Une réponse aux contraintes budgétaires qui pèsent sur les collectivités locales et sur la difficulté des villes de taille moyenne à se payer un tramway design et rutilant.
«Optimisé», ça veut dire quoi au juste ? Un tramway court (24 mètres de long pour 132 passagers au lieu du classique 32 mètres minimum), mais de capacité modulable, portes doubles ou simples, au choix, sans aménagements urbains, paysagers et ouvrages d’art coûteux, un nombre limité de sous-stations électriques, la réutilisation des systèmes d’aide d’information du réseau d’autobus. «C’est l’efficacité du transport qui compte et c’est l’exploitant qui fait ses choix, en fonction de certains compromis», observe Francis Nakache. «Pour réduire les coûts, nous avons choisi du matériel et des équipements de série, nous n’avons pas fait redessiner les sièges, pas fait construire un nouveau nez, ni confié à un grand designer la réalisation des stations», expliquait le maire de Besançon au magazine Transport Public fin 2011. Au final, une facture de 228 millions d’euros pour 14,5 kilomètres de ligne, soit une économie de 54 millions d’euros, assure l’élu. Le moins cher de France.
Anciennes usines Soulé
Les 19 rames de Besançon et les 12 destinées à Nantes qui sont en cours de construction dans l’ancienne usine Soulé de Bagnères-de-Bigorre (Hautes-Pyrénées) sont d’une sobriété à toute épreuve. La première a été livrée mi-avril 2012 dans la ville de Jean-Marc Ayrault, et c’est l’antithèse du tramway «haute-couture» de Montpellier. «Pas low-cost pour autant, notre tramway est confortable, fiable et a de l’allure», note Francis Nakache. Les deux premières commandes de Nantes et Besançon vont permettre d’occuper les 110 ouvriers de l’usine de Bagnères-de-Bigorre (elle en comptait plus de 2000 du temps du constructeur ferroviaire Soulé qui avait diversifié ses activités avant de sombrer dans les années 90 et d’être racheté par la Compagnie des chemins de fer départementaux (CFD). «Nous avons un carnet de commandes pour trois ans», assure Laurent Caseau, directeur commercial de CFD-CAF. Outre son modèle de tramway Urbos (qui équipe Edimbourg, Stockholm, Cincinatti, Antalya, par exemple), l’Espagnol a en catalogue des métros (Alger, Rome, Mexico, Bruxelles, Medellin, etc.), des trains suburbains, régionaux, intercités et des trains à grande et très grande vitesse. Fabriqués dans les différentes usines du constructeur en Espagne, au Brésil, au Mexique, aux Etats-Unis et en France.

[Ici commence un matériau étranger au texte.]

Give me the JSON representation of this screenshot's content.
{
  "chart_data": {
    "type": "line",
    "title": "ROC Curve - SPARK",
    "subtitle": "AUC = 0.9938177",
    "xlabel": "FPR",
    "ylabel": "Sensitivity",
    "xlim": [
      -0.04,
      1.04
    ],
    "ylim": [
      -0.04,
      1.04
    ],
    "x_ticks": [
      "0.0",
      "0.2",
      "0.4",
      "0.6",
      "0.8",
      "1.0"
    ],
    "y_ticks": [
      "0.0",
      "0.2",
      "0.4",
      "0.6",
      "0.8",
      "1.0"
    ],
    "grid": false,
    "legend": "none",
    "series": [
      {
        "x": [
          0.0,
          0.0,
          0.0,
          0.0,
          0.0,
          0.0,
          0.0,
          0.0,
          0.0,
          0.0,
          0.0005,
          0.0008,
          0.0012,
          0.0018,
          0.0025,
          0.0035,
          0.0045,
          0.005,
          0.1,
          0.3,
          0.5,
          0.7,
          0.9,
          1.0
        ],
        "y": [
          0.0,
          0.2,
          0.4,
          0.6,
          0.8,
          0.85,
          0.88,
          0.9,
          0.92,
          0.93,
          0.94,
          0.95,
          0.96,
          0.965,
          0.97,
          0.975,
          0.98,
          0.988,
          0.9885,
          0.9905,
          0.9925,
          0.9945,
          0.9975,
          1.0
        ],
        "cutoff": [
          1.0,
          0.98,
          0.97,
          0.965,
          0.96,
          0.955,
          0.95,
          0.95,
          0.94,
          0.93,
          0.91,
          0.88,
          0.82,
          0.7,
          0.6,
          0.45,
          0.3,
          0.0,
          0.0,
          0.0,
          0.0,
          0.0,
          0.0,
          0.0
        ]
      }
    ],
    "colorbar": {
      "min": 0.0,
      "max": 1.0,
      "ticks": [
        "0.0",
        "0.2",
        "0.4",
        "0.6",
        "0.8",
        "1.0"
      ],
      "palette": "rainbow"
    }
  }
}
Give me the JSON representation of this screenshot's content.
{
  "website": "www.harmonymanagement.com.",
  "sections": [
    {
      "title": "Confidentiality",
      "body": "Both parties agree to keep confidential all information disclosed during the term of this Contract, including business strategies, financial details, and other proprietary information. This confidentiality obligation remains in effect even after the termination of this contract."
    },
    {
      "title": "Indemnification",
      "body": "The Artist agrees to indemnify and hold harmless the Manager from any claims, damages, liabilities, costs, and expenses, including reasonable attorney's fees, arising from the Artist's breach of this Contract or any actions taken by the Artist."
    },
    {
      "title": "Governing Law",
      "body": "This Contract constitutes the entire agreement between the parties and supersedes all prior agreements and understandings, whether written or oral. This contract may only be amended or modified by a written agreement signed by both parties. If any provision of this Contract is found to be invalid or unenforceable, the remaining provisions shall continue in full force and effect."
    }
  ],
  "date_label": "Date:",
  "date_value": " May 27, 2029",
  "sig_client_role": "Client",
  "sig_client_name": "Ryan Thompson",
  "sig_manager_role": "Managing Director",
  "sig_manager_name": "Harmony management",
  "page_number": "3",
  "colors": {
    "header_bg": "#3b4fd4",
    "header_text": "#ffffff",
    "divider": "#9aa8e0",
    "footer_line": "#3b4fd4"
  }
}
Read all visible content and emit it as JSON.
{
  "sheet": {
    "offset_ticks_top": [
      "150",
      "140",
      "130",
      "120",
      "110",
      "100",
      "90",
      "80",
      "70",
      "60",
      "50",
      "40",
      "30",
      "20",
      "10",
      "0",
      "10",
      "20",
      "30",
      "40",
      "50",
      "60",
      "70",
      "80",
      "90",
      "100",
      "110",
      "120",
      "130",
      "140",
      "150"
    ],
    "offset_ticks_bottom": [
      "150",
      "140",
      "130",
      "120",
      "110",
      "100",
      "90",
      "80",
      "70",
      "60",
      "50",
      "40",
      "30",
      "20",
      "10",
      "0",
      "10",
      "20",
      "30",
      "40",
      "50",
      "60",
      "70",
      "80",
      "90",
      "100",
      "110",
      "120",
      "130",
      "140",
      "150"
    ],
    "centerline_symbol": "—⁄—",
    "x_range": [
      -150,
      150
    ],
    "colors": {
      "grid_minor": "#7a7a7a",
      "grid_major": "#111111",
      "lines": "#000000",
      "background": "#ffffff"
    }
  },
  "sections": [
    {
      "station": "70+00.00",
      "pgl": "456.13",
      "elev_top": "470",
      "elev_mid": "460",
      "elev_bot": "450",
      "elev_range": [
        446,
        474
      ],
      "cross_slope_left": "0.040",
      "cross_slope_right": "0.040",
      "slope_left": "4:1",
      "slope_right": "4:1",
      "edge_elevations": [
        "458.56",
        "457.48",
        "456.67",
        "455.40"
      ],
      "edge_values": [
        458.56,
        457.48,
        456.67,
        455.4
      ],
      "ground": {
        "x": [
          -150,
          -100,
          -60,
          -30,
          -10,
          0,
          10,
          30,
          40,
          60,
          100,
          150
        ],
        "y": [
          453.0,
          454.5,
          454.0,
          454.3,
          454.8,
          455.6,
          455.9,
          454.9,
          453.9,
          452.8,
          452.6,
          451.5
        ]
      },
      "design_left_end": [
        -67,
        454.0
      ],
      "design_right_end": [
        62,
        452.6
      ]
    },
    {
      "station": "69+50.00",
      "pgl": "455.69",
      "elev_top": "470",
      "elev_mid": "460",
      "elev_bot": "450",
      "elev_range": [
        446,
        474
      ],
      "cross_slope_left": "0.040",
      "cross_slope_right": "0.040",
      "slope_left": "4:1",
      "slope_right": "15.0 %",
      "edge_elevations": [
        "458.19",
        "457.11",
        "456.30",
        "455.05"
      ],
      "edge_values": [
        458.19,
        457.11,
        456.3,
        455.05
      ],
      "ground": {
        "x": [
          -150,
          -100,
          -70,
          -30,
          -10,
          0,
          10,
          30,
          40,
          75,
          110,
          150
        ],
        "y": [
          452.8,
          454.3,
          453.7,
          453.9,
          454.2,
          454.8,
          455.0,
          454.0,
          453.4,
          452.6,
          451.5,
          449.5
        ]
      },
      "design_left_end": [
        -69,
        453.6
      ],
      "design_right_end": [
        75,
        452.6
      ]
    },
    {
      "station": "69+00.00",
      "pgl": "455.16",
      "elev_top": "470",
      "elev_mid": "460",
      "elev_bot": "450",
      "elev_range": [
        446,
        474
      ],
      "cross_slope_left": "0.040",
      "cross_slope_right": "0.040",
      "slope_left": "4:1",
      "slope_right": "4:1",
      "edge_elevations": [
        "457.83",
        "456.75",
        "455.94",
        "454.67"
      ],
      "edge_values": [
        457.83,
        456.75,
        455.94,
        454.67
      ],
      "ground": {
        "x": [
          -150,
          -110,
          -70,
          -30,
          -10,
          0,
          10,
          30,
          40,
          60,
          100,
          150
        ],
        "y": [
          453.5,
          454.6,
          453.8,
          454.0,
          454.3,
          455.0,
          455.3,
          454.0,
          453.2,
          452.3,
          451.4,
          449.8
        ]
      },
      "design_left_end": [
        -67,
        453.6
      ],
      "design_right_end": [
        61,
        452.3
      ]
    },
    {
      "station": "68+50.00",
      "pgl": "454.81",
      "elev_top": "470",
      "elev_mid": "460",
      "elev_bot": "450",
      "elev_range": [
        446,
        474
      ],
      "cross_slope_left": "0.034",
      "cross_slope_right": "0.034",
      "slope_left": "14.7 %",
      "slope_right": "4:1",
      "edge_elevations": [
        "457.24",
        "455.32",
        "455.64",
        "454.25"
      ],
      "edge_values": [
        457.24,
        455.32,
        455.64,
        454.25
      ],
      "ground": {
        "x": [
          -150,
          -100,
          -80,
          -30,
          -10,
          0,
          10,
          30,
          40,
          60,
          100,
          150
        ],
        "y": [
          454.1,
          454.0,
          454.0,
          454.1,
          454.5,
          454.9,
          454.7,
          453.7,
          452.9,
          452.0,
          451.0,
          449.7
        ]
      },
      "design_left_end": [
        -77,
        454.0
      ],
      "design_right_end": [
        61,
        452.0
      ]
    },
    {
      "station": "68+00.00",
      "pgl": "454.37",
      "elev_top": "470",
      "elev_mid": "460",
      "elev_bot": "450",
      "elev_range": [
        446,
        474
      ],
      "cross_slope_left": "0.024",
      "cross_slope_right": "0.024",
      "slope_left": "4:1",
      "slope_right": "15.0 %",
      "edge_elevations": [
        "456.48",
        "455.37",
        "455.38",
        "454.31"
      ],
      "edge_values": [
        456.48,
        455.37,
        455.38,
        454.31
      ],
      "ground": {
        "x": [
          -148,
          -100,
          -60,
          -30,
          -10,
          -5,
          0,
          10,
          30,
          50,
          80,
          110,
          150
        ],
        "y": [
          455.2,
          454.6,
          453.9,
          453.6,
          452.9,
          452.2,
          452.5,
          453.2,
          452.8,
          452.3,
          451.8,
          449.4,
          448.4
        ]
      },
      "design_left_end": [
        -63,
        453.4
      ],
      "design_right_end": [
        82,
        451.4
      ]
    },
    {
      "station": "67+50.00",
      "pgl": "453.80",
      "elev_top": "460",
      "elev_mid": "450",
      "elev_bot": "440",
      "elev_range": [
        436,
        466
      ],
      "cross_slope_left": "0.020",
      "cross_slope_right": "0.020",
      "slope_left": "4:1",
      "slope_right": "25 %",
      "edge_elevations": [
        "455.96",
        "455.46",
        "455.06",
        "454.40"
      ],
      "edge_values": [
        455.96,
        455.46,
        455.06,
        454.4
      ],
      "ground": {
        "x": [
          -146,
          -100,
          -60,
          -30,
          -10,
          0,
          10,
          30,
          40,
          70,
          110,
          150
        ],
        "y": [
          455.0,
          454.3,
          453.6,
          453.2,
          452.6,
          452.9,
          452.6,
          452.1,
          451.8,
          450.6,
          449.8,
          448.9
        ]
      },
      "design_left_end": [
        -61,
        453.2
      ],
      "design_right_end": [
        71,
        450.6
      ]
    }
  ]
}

«Nous allons nous positionner sur le marché de renouvellement des Trains d’équilibre du territoire (TET), même si c’est encore très difficile de pénétrer le marché français, commente Laurent Cazeau. Pour les TER, c’est encore plus compliqué, les contrats cadres ont été passés pour dix ans avec Alstom et Bombardier».
Rapport parlementaire
Un rapport parlementaire de juin 2011 sur l’industrie ferroviaire pointait du doigt le constructeur espagnol qui arrive à vendre ses trams en France, «or, nous sommes devenus français, implantés dans les Hautes-Pyrénées, insiste Francis Nakache.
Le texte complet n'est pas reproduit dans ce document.